À Valenciennes, le maire Laurent Degallaix n’aura savouré sa réélection que quelques semaines. Condamné le 30 avril à cinq ans d’inéligibilité avec exécution immédiate, deux ans de prison avec sursis et 20.000 euros d’amende, l’élu Horizons est contraint de quitter l’ensemble de ses mandats. Une affaire qui illustre jusqu’où certains barons locaux peuvent croire que leur pouvoir les place au-dessus des règles communes.
Un maire qui règne depuis 2012 sur une sous-préfecture de 44 000 habitants, cumule la présidence d'une agglomération de 200 000 âmes, siège au conseil départemental, et se représente tranquillement face à ses électeurs alors même que son procès se tient en pleine campagne électorale. Résultat : réélu au second tour avec 36,5 % des voix. Puis condamné quelques semaines plus tard à la peine maximale d'inéligibilité.
La chute brutale d’un notable solidement installé
Réélu en mars 2026 avec seulement 36,5 % des voix au second tour, Laurent Degallaix semblait avoir une nouvelle fois survécu à la tempête judiciaire qui l’accompagnait depuis plusieurs années.

Maire de Valenciennes depuis 2012, président de Valenciennes Métropole et conseiller départemental du Nord, cet ancien proche de Jean-Louis Borloo incarnait l’une de ces figures locales installées durablement dans les rouages du pouvoir.
Le tribunal correctionnel de Lille en a décidé autrement. Le 30 avril, il l’a condamné pour complicité de prise illégale d’intérêts et subornation de témoin, assortissant la peine maximale d’inéligibilité d’une exécution provisoire. Concrètement, l’appel immédiatement annoncé par ses avocats ne suspend pas sa sortie forcée de la vie politique locale.

Les faits reprochés à Degallaix: il a fait embaucher une relation intime dans la société gérant le stationnement municipal conflit d'intérêts caractérisé.
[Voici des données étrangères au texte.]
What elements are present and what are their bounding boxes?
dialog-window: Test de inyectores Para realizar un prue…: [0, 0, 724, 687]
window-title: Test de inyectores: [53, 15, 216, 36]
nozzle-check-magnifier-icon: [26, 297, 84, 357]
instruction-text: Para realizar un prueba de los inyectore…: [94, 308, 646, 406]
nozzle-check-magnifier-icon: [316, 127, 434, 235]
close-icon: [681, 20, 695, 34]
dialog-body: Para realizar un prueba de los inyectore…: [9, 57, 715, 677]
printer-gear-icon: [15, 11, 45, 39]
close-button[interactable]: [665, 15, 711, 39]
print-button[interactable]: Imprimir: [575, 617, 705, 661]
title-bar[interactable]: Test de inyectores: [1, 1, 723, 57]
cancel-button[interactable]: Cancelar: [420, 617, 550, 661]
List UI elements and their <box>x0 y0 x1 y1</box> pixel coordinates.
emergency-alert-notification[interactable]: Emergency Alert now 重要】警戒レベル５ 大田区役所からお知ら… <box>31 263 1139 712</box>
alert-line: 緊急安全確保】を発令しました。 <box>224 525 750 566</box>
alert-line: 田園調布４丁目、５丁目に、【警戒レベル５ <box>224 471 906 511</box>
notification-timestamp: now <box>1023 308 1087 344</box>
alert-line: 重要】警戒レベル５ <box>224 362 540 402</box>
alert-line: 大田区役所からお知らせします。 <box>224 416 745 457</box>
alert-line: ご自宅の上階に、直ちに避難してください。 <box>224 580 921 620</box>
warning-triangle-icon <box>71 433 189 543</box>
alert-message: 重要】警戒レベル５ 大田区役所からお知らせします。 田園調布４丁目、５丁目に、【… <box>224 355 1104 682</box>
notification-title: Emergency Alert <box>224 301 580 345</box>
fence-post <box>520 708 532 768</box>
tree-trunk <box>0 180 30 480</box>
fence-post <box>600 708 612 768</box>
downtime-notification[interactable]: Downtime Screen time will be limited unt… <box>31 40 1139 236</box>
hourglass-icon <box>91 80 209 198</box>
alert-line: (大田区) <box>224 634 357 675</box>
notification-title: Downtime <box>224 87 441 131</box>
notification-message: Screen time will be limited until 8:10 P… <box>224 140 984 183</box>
Il a ensuite tenté de convaincre cette femme de retirer sa plainte (subornation de témoin).
Il a enfin usé de son statut pour accélérer le licenciement d'une proche d'opposants politiques ( abus de pouvoir à peine voilé). Ce qui aggrave le tableau : il avait déjà été condamné pour prise illégale d'intérêts en 2019, via une procédure de reconnaissance préalable de culpabilité.
"Un dieu qui décide tout" à Valenciennes
La présidente du tribunal a donc parlé d'un « sentiment manifeste d'impunité » et d'une « perte de repères complète ». Le procureur, lui, l'avait dépeint comme un « dieu qui décide tout » à Valenciennes.

Côté RN, Sébastien Chenu et Tanneguy Adriencense ont crié à l'« exécution politique » . Pour rappel, Marine Le Pen a elle-même été condamnée en première instance à une peine similaire dans l'affaire des assistants parlementaires européens.
Malgré une condamnation antérieure, malgré une enquête publique et malgré un procès tenu en pleine campagne municipale, Laurent Degallaix a été reconduit par les urnes quelques semaines avant sa chute judiciaire. Comme souvent dans les systèmes locaux fortement personnalisés, l’électeur se retrouve face à des réseaux d’influence, des fidélités anciennes et un entre-soi politique qui survivent aux scandales.

Tant que le juge n’intervient pas avec exécution provisoire, le système continue. Le simple électeur, lui, n’a droit ni à la seconde chance ni à l’impunité. À Valenciennes comme ailleurs, la vraie rupture viendra quand les citoyens exigeront que les règles du droit commun s’appliquent enfin aux puissants. Sans exception.